Posted Sun, May 10, 3:04 p.m. Inappropriate
Bozeman or as we like to call him, Bozo, shouldn't even be in Seattle giving himself an ego stroke. Seattle people are not going to vote for him unless he intends to run there after we vote him out in the fall.
Bozo-nomics has gotten us several things but at a cost. The BUTT aka Bremerton Underground Transit Tunnel went over budget and will cost the people of Bremerton tax money to maintain that he never told the citizens of Bremerton about until it was too late.
All the parks cost money to maintain and Bremerton is hemmoraging so much money right now that we just had to let go of 2 police officers and a parks maintenace person and one more.
He's so proud the Marina. He didn't build it, he didn't get any special grants for it. The Port of Bremerton, the local port authority, built it. It's grossly underused at only 29% fill when estimates said it should be over 50% by now.
The Condos, were built but the Kitsap County Consolidated Housing Authority and not by him, which is still below 50% fill and they're behind in paying back the money for the condos. Which means that all the tenants could lose their money and homes when the condo's go into foreclosure and the entire kitsap county gets to pay the $25million bill.
Bozo and his economic developer Gary Sexton aka Suckton, have tried strong arming a few of the profitable business left in the community out of their land to build more parks. Walk 2 blocks from the ferry terminal and you will see a lot of empty store fronts because businesses find it cheaper and more friendly not to be in Bremerton.
Oh btw, that nice picture of the Sinclair building above... it's already been demolished and turned into an empty, very ugly, parking lot. The businesses that used to be in it have all moved out of city.
We are getting a Norm Dicks sewage plant. Even though Port Orchard is right there, has the capacity and ready to go, Bozo would rather waste more tax dollars.
The roads aren't too bad near the terminal, many are even new. But leave the area and find over 40% in a failed state because all the money is going into downtoawn and there isn't enough left to even do potholes.
So yeah!!! we have pretty parks to lounge around in. No where to shop and no jobs to work at. Pretty freaking lame but that's Bozo for you.
Posted Mon, May 11, 8:20 a.m. Inappropriate
Since there are so many sources out there competing for my attention, I stopped reading Ms. Godden's piece after the first line. Cary Bozeman did not "come to Seattle" to trash the city and its leaders, rather he did so during a mayor's conference in Bremerton, which he hosted. My personal rule is to stop reading at the point where the writer says something that I know to be untrue, something that happens with increasing frequency. I kind of expected that Ms. Godden wouldn't make a mistake like this, but maybe she's as scared of blogger dominance as the rest of us.
Incidentally, the Seattle Times did not attend the conference. The paper's front-page story the next day was mostly a crib from the Bremerton Sun, with some follow-up reporting.

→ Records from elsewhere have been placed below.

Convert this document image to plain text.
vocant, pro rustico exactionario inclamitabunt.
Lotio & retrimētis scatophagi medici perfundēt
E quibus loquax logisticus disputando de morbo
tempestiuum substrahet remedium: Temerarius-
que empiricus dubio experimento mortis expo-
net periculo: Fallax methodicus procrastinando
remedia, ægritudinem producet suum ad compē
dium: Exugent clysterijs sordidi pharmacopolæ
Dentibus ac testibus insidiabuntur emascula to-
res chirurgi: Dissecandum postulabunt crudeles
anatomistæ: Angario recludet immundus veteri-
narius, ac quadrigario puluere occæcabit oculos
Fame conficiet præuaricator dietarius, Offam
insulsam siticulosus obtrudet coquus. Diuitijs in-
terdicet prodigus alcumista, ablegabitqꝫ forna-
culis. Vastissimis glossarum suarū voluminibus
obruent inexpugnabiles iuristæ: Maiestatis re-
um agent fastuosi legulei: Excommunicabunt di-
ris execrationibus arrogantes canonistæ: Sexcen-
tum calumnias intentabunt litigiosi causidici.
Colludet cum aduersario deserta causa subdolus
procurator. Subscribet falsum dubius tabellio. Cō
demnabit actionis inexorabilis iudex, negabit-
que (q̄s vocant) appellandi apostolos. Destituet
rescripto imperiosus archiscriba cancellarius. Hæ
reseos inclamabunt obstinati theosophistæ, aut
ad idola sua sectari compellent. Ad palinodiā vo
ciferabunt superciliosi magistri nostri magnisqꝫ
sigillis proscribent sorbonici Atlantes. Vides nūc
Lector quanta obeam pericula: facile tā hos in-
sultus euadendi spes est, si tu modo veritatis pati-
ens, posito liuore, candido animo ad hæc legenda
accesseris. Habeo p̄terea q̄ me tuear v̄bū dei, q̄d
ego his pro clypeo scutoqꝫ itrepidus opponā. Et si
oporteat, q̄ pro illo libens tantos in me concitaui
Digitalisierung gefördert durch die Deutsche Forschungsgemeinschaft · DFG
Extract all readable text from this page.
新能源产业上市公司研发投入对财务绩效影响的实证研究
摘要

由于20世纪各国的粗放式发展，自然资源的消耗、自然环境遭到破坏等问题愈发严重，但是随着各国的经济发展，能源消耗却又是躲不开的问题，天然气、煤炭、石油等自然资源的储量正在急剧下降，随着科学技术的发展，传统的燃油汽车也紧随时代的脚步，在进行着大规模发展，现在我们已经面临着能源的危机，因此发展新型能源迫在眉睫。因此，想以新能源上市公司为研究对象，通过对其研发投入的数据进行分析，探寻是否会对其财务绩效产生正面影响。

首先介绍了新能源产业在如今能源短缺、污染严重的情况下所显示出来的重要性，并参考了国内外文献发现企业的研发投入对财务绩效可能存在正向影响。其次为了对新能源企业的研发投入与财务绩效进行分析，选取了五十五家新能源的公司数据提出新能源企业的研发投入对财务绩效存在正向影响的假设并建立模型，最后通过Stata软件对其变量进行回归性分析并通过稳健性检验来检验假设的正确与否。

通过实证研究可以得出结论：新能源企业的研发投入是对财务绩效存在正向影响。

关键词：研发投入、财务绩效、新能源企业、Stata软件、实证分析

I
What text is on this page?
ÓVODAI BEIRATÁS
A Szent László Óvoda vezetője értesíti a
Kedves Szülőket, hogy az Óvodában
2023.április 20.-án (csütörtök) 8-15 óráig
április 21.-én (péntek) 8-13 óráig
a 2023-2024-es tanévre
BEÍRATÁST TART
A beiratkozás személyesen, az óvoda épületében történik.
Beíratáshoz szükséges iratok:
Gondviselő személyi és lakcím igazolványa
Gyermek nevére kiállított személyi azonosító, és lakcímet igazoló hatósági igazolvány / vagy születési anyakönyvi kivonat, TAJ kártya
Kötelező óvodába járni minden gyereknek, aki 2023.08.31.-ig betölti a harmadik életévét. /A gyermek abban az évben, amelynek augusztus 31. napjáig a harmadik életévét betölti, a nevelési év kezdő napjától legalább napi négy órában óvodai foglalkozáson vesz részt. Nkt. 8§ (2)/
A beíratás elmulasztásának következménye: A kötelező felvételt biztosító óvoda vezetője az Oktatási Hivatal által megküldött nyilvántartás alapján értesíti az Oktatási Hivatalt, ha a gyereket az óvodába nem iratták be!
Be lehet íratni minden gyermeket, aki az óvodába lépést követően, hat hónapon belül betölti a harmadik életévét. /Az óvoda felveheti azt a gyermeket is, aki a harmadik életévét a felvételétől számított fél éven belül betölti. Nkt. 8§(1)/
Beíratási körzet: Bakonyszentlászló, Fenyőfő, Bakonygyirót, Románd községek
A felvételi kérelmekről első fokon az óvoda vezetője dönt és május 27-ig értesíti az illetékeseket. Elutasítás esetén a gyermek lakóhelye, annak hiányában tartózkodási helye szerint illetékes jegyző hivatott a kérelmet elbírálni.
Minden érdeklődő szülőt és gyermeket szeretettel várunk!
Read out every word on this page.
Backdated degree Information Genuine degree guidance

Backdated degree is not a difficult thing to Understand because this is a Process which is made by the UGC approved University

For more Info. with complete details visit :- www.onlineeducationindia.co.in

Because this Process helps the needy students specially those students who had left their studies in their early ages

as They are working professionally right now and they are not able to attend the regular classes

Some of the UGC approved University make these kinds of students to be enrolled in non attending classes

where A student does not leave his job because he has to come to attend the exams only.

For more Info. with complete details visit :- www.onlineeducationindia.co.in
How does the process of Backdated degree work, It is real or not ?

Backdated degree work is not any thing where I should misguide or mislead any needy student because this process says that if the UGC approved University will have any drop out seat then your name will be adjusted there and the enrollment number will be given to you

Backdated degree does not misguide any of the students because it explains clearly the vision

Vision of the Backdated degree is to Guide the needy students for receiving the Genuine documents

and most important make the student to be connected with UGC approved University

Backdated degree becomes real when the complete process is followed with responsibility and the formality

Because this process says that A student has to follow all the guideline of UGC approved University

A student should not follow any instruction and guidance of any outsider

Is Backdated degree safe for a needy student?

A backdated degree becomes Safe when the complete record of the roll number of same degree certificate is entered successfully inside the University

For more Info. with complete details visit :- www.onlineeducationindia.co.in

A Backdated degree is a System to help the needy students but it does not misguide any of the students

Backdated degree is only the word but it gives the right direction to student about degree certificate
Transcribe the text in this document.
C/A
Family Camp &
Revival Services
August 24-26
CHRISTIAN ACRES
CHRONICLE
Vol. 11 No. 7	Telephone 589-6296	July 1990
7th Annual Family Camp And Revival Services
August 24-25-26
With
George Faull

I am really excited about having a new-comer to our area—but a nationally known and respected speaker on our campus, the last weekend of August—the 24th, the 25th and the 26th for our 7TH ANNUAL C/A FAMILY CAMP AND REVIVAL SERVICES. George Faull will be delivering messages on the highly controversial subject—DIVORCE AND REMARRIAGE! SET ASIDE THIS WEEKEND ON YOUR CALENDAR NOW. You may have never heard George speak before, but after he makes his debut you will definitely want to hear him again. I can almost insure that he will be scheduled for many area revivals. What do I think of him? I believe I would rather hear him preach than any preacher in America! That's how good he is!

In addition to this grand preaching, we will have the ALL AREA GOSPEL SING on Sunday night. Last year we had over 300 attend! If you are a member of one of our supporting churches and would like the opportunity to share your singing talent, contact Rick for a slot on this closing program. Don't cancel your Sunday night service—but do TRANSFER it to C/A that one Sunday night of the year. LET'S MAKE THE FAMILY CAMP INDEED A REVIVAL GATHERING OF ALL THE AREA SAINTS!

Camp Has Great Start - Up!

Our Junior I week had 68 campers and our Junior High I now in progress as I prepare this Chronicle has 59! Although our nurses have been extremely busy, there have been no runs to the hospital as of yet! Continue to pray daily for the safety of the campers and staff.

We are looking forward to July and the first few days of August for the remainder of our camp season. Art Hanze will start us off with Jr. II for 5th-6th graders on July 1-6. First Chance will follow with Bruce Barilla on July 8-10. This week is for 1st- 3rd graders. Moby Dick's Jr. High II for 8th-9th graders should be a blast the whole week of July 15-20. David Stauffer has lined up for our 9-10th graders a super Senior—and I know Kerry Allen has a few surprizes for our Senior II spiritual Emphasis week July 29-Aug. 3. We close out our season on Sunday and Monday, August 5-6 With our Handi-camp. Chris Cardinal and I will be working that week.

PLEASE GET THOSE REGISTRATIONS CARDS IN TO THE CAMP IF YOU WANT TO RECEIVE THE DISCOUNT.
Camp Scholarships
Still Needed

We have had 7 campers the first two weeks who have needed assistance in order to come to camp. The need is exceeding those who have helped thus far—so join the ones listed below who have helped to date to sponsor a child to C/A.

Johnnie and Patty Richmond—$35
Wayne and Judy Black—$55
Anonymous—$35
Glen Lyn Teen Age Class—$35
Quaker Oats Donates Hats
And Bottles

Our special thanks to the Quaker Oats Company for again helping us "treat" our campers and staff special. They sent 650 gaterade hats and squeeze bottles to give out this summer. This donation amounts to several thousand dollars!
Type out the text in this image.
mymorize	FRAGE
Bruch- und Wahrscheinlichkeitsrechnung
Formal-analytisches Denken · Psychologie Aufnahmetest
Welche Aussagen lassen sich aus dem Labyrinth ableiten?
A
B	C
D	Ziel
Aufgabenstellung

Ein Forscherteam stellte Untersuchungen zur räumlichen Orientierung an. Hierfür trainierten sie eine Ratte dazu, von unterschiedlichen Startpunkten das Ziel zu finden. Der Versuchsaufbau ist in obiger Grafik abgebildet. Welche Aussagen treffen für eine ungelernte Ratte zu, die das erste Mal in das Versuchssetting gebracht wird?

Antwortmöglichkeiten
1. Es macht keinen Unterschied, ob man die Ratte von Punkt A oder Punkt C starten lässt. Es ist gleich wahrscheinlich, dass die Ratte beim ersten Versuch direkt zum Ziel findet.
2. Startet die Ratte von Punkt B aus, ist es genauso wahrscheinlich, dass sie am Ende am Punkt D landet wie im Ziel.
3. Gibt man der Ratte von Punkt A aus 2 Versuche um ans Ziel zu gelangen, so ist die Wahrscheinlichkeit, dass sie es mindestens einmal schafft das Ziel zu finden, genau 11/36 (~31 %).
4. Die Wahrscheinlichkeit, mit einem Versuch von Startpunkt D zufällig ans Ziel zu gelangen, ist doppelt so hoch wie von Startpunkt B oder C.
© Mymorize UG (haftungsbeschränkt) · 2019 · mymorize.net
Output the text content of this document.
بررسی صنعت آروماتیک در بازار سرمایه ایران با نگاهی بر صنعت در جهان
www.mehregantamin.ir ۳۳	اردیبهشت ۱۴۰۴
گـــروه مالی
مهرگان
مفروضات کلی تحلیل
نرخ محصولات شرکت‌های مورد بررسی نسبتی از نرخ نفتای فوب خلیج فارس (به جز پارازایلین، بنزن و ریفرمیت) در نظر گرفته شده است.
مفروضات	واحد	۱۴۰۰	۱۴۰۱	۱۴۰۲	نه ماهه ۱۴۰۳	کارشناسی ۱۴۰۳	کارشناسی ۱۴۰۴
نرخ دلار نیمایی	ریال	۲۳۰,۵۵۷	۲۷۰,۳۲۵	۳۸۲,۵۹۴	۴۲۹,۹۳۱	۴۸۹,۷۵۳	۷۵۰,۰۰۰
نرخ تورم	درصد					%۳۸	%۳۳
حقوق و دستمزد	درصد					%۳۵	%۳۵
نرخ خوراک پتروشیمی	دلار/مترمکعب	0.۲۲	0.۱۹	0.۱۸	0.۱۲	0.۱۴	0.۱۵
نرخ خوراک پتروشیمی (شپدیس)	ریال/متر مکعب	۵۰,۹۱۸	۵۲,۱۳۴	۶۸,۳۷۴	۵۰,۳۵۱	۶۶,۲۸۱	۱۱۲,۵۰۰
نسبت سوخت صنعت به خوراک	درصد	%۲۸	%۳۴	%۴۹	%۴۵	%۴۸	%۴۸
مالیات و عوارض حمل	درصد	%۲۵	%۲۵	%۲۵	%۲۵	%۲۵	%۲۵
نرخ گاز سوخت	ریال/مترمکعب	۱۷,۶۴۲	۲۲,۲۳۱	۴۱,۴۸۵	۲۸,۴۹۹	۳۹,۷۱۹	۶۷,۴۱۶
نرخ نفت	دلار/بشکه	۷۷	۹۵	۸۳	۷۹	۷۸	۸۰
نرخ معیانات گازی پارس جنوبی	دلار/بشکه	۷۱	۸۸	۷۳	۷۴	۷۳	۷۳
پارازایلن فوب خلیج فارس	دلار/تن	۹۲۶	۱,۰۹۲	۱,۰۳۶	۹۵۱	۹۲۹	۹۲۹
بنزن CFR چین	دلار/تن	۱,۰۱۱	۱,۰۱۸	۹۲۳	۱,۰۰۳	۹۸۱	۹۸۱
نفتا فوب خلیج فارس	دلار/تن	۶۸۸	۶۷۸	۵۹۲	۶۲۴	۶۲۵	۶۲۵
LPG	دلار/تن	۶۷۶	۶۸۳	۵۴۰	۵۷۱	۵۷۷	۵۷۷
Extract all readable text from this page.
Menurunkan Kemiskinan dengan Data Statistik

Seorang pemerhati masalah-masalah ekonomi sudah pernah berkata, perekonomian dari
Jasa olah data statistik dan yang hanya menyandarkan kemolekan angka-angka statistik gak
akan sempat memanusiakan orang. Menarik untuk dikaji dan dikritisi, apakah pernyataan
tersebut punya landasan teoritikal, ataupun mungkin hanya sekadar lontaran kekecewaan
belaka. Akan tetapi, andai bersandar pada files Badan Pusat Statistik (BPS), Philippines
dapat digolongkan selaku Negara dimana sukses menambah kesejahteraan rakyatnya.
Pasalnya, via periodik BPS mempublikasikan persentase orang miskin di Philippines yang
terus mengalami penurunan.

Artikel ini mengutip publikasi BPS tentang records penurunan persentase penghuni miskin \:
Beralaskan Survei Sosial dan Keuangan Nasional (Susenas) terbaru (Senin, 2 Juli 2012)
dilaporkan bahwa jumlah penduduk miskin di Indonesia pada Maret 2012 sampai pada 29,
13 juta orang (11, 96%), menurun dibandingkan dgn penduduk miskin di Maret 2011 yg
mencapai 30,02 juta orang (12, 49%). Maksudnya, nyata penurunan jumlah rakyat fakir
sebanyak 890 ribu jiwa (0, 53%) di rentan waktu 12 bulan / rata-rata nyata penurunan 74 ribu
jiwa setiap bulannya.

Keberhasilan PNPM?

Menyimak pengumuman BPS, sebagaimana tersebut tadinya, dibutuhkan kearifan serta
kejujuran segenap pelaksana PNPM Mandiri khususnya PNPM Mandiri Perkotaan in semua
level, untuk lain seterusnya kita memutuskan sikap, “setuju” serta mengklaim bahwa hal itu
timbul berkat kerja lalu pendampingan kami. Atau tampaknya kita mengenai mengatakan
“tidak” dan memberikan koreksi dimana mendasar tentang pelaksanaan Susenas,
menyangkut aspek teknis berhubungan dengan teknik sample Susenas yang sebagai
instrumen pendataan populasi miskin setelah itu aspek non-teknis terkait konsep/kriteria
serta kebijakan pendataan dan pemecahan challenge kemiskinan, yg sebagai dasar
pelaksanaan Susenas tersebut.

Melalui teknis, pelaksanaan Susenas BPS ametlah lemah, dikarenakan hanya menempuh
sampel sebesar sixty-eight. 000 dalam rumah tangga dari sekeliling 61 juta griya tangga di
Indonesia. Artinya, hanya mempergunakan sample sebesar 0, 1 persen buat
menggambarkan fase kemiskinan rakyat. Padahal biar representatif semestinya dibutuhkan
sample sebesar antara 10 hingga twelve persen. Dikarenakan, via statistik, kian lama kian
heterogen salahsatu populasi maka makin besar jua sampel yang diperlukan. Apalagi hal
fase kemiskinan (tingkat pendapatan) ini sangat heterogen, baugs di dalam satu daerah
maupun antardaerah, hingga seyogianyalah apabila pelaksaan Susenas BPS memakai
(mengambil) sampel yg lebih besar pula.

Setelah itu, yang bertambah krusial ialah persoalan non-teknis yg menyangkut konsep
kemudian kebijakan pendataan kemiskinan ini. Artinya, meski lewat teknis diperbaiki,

Posted Mon, May 11, 11:19 a.m. Inappropriate
Now that's tellin' trash like it is, Jean. And Charlie, you forget to mention your own exalted position as a member of the West Sound media elite. But the most telling thing left out of this royal Mayoral debate over how to make cities cute and pretty is Mayor Bozeman's rubber-to-the-street all-out support of a NASCAR racetrack, at public expense---the ultimate in civic improvement that would surely have left Aurora Avenue North and all of Seattle with a serious case of Stock Car Envy.
Posted Mon, May 11, 11:25 p.m. Inappropriate
Wow, no one has ever suggested that I was in an exalted position as a member of anything, but if disclosure matters I am a reporter for the Port Orchard Independent. I didn't bring this up before because this was a personal opinion of a topic outside of my beat.
You, on the other hand, were an anti-NASCAR lobbyist who is twisting the topic to support an argument already decided. Can you embrace the concept of a graceful winner?